Clinical laboratory says its coronavirus testing capacity is outpacing demand, despite complaints from governors

One of the United States’s largest clinical laboratories said its testing capacity for the coronavirus is outpacing demand.

Governors and local leaders are beginning to build plans to reopen state economies and have said testing for the coronavirus is crucial before people can get back to work. Quest Diagnostics provided an updated Monday, stating it has tested more than 940,000 people thus far and predicting it will be able to test 350,000 people per week.

“We are now able to perform up to 50,000 diagnostic COVID-19 tests per day or approximately 350,000 tests per week. Our test capacity outpaces demand and we have not experienced a test backlog for about a week,” the company said in a statement.

New York, the American coronavirus epicenter, is rolling out an “aggressive” plan to conduct antibody tests on residents.

“Any plan to start to reopen the economy has to be based on data and testing, and we have to make sure our antibody and diagnostic testing is up to the scale we need so we can safely get people back to work,” Cuomo said this week, adding that the testing would be done “in the most aggressive way in the nation.”

Vice President Mike Pence has also claimed “there is a sufficient capacity of testing across the country today for any state in America” in order to begin the first phase of reopening state economies. Some governors, however, have called the notion far-fetched.

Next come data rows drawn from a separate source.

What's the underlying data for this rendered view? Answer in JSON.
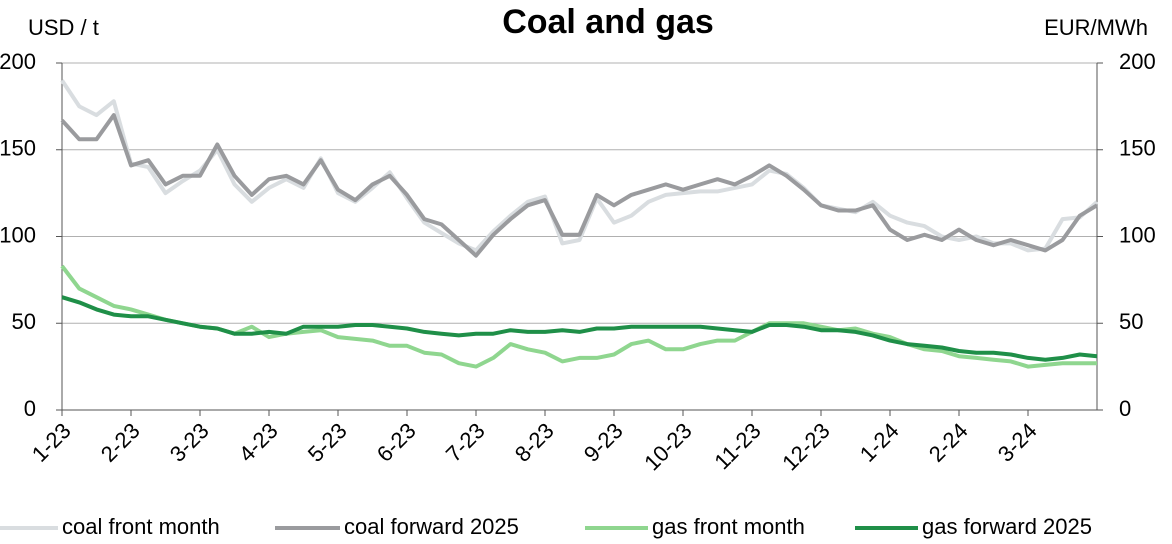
{
  "chart_data": {
    "type": "line",
    "title": "Coal and gas",
    "y_label": "USD / t",
    "y2_label": "EUR/MWh",
    "x": [
      0,
      0.25,
      0.5,
      0.75,
      1,
      1.25,
      1.5,
      1.75,
      2,
      2.25,
      2.5,
      2.75,
      3,
      3.25,
      3.5,
      3.75,
      4,
      4.25,
      4.5,
      4.75,
      5,
      5.25,
      5.5,
      5.75,
      6,
      6.25,
      6.5,
      6.75,
      7,
      7.25,
      7.5,
      7.75,
      8,
      8.25,
      8.5,
      8.75,
      9,
      9.25,
      9.5,
      9.75,
      10,
      10.25,
      10.5,
      10.75,
      11,
      11.25,
      11.5,
      11.75,
      12,
      12.25,
      12.5,
      12.75,
      13,
      13.25,
      13.5,
      13.75,
      14,
      14.25,
      14.5,
      14.75,
      15
    ],
    "xlim": [
      0,
      15
    ],
    "xticks": [
      {
        "value": 0,
        "label": "1-23"
      },
      {
        "value": 1,
        "label": "2-23"
      },
      {
        "value": 2,
        "label": "3-23"
      },
      {
        "value": 3,
        "label": "4-23"
      },
      {
        "value": 4,
        "label": "5-23"
      },
      {
        "value": 5,
        "label": "6-23"
      },
      {
        "value": 6,
        "label": "7-23"
      },
      {
        "value": 7,
        "label": "8-23"
      },
      {
        "value": 8,
        "label": "9-23"
      },
      {
        "value": 9,
        "label": "10-23"
      },
      {
        "value": 10,
        "label": "11-23"
      },
      {
        "value": 11,
        "label": "12-23"
      },
      {
        "value": 12,
        "label": "1-24"
      },
      {
        "value": 13,
        "label": "2-24"
      },
      {
        "value": 14,
        "label": "3-24"
      }
    ],
    "ylim": [
      0,
      200
    ],
    "yticks": [
      0,
      50,
      100,
      150,
      200
    ],
    "y2lim": [
      0,
      200
    ],
    "y2ticks": [
      0,
      50,
      100,
      150,
      200
    ],
    "grid": true,
    "legend": "bottom",
    "series": [
      {
        "name": "coal front month",
        "color": "#d9dde0",
        "values": [
          190,
          175,
          170,
          178,
          142,
          140,
          125,
          132,
          138,
          150,
          130,
          120,
          128,
          133,
          128,
          145,
          125,
          120,
          128,
          137,
          122,
          108,
          102,
          96,
          92,
          103,
          112,
          120,
          123,
          96,
          98,
          122,
          108,
          112,
          120,
          124,
          125,
          126,
          126,
          128,
          130,
          138,
          136,
          128,
          118,
          116,
          114,
          120,
          112,
          108,
          106,
          100,
          98,
          100,
          96,
          96,
          92,
          93,
          110,
          111,
          120
        ],
        "values_axis": "y"
      },
      {
        "name": "coal forward 2025",
        "color": "#9a9b9e",
        "values": [
          167,
          156,
          156,
          170,
          141,
          144,
          130,
          135,
          135,
          153,
          135,
          124,
          133,
          135,
          130,
          144,
          127,
          121,
          130,
          135,
          124,
          110,
          107,
          98,
          89,
          101,
          110,
          118,
          121,
          101,
          101,
          124,
          118,
          124,
          127,
          130,
          127,
          130,
          133,
          130,
          135,
          141,
          135,
          127,
          118,
          115,
          115,
          118,
          104,
          98,
          101,
          98,
          104,
          98,
          95,
          98,
          95,
          92,
          98,
          112,
          118
        ]
      },
      {
        "name": "gas front month",
        "color": "#8fd68f",
        "axis": "y2",
        "values": [
          83,
          70,
          65,
          60,
          58,
          55,
          52,
          50,
          48,
          47,
          44,
          48,
          42,
          44,
          45,
          46,
          42,
          41,
          40,
          37,
          37,
          33,
          32,
          27,
          25,
          30,
          38,
          35,
          33,
          28,
          30,
          30,
          32,
          38,
          40,
          35,
          35,
          38,
          40,
          40,
          45,
          50,
          50,
          50,
          48,
          46,
          47,
          44,
          42,
          38,
          35,
          34,
          31,
          30,
          29,
          28,
          25,
          26,
          27,
          27,
          27
        ]
      },
      {
        "name": "gas forward 2025",
        "color": "#1f8f48",
        "axis": "y2",
        "values": [
          65,
          62,
          58,
          55,
          54,
          54,
          52,
          50,
          48,
          47,
          44,
          44,
          45,
          44,
          48,
          48,
          48,
          49,
          49,
          48,
          47,
          45,
          44,
          43,
          44,
          44,
          46,
          45,
          45,
          46,
          45,
          47,
          47,
          48,
          48,
          48,
          48,
          48,
          47,
          46,
          45,
          49,
          49,
          48,
          46,
          46,
          45,
          43,
          40,
          38,
          37,
          36,
          34,
          33,
          33,
          32,
          30,
          29,
          30,
          32,
          31
        ]
      }
    ]
  }
}
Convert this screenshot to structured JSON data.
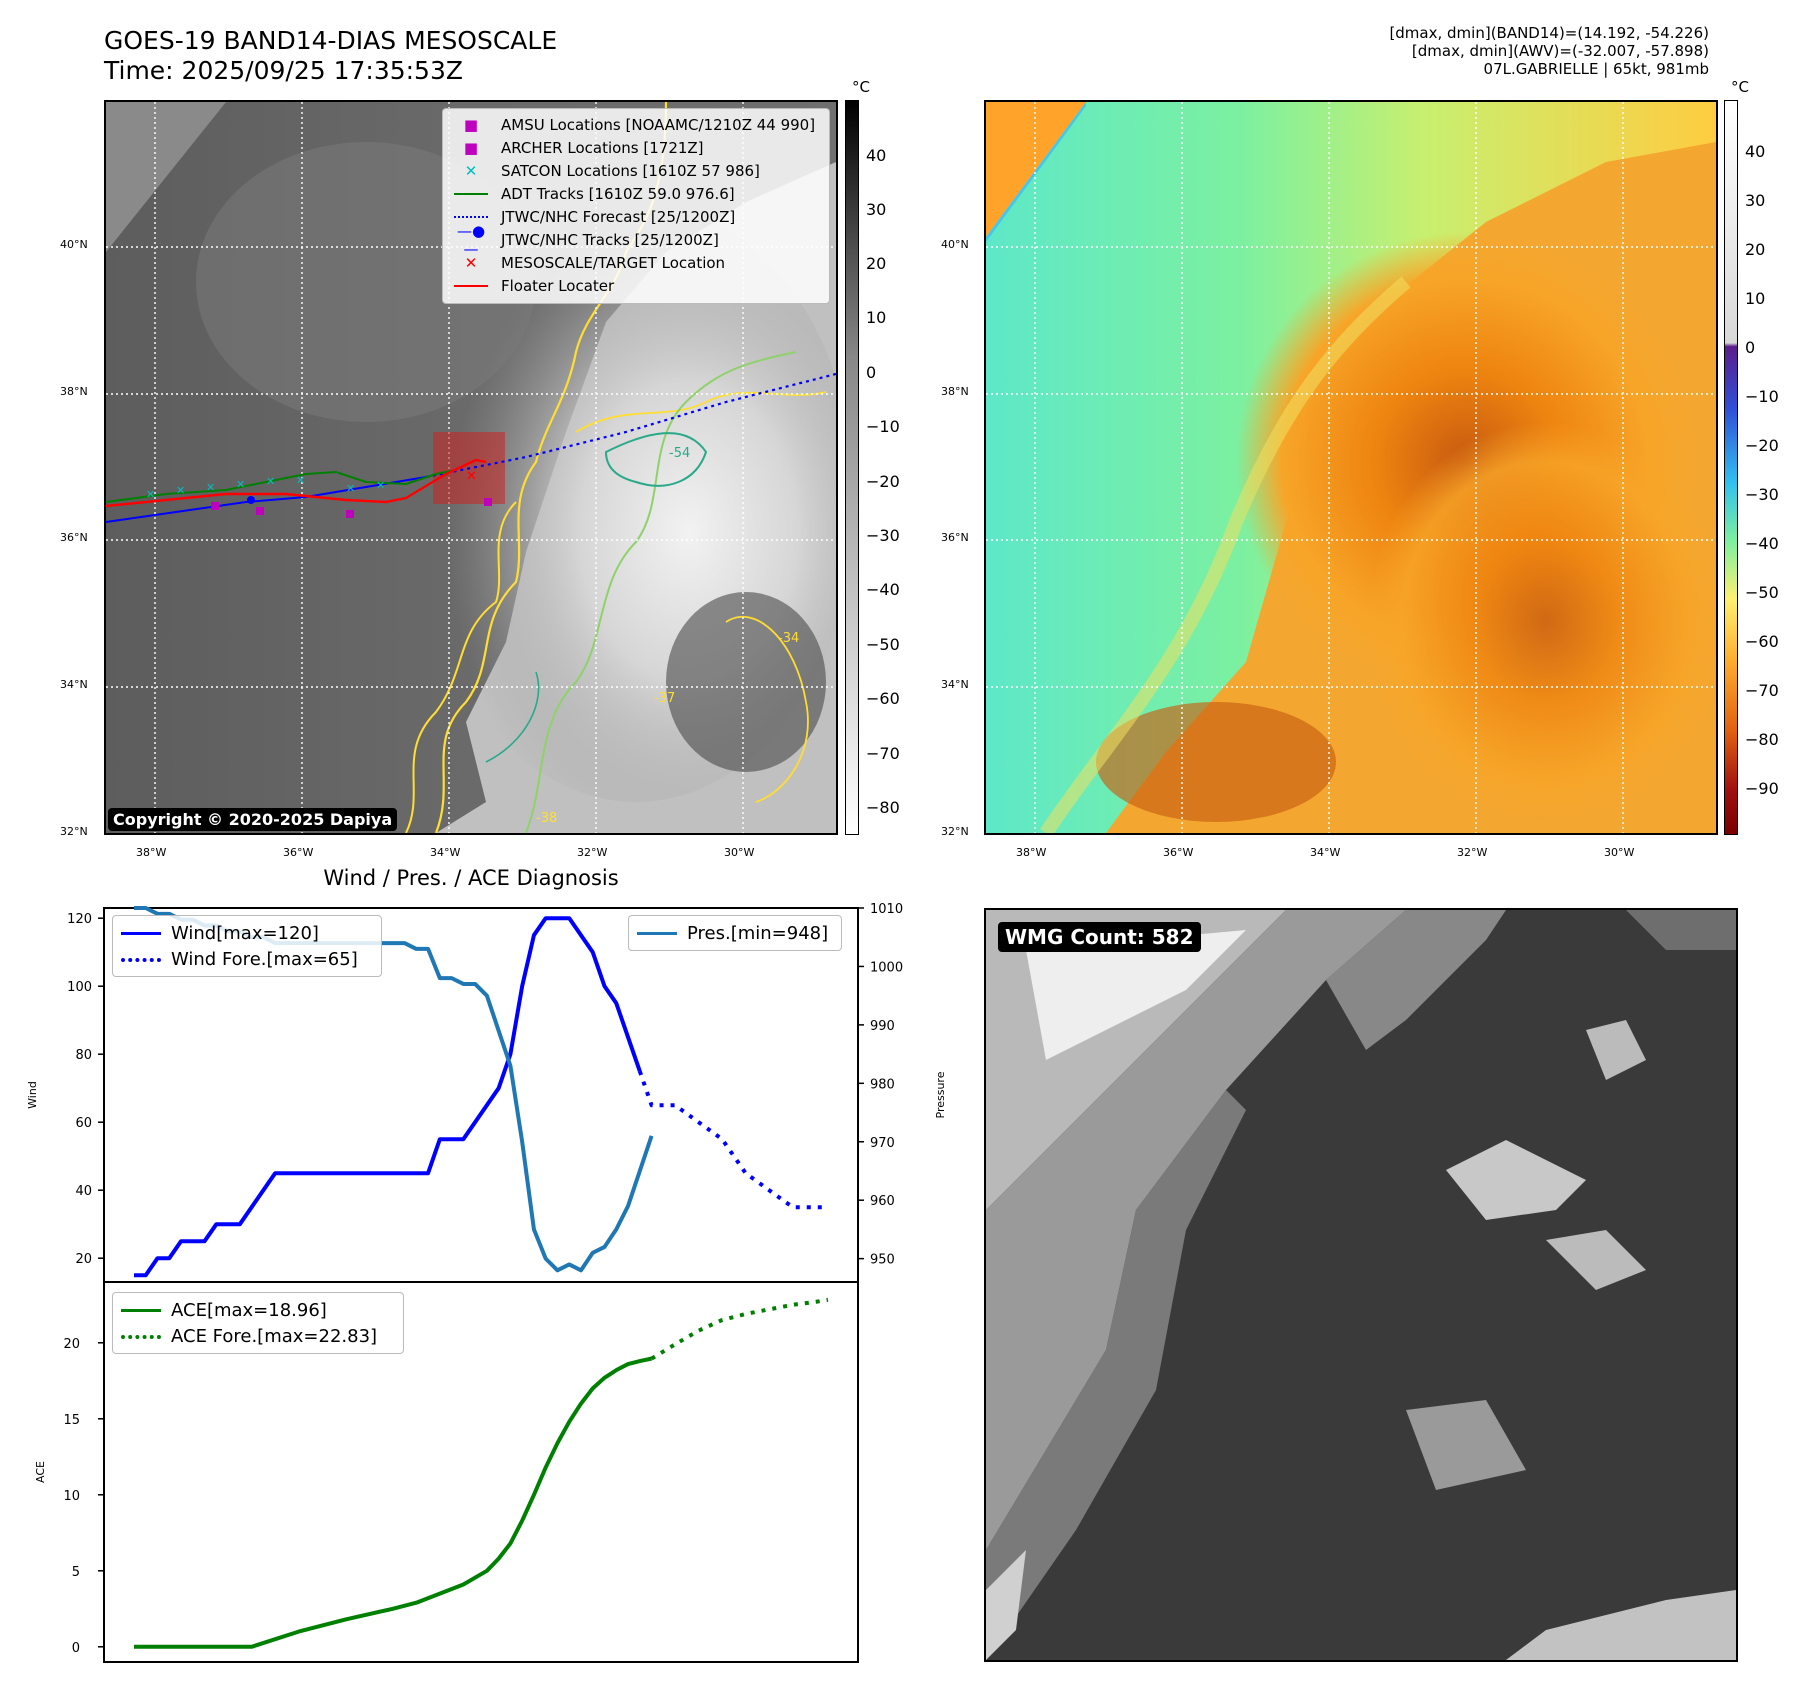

Democratic Virginia Gov. Ralph Northam said Sunday that the claim was “delusional,” while Republican Maryland Gov. Larry Hogan called it “absolutely false.”

Quest Diagnostics added, “ We have sufficient supplies on hand to conduct testing at our target capacity of 50,000 COVID-19 diagnostic tests a day. Since we began to provide COVID-19 diagnostic testing in early March, we have shipped 1.1 million specimen collection kits to healthcare providers, with more than 200,000 distributed last week alone.”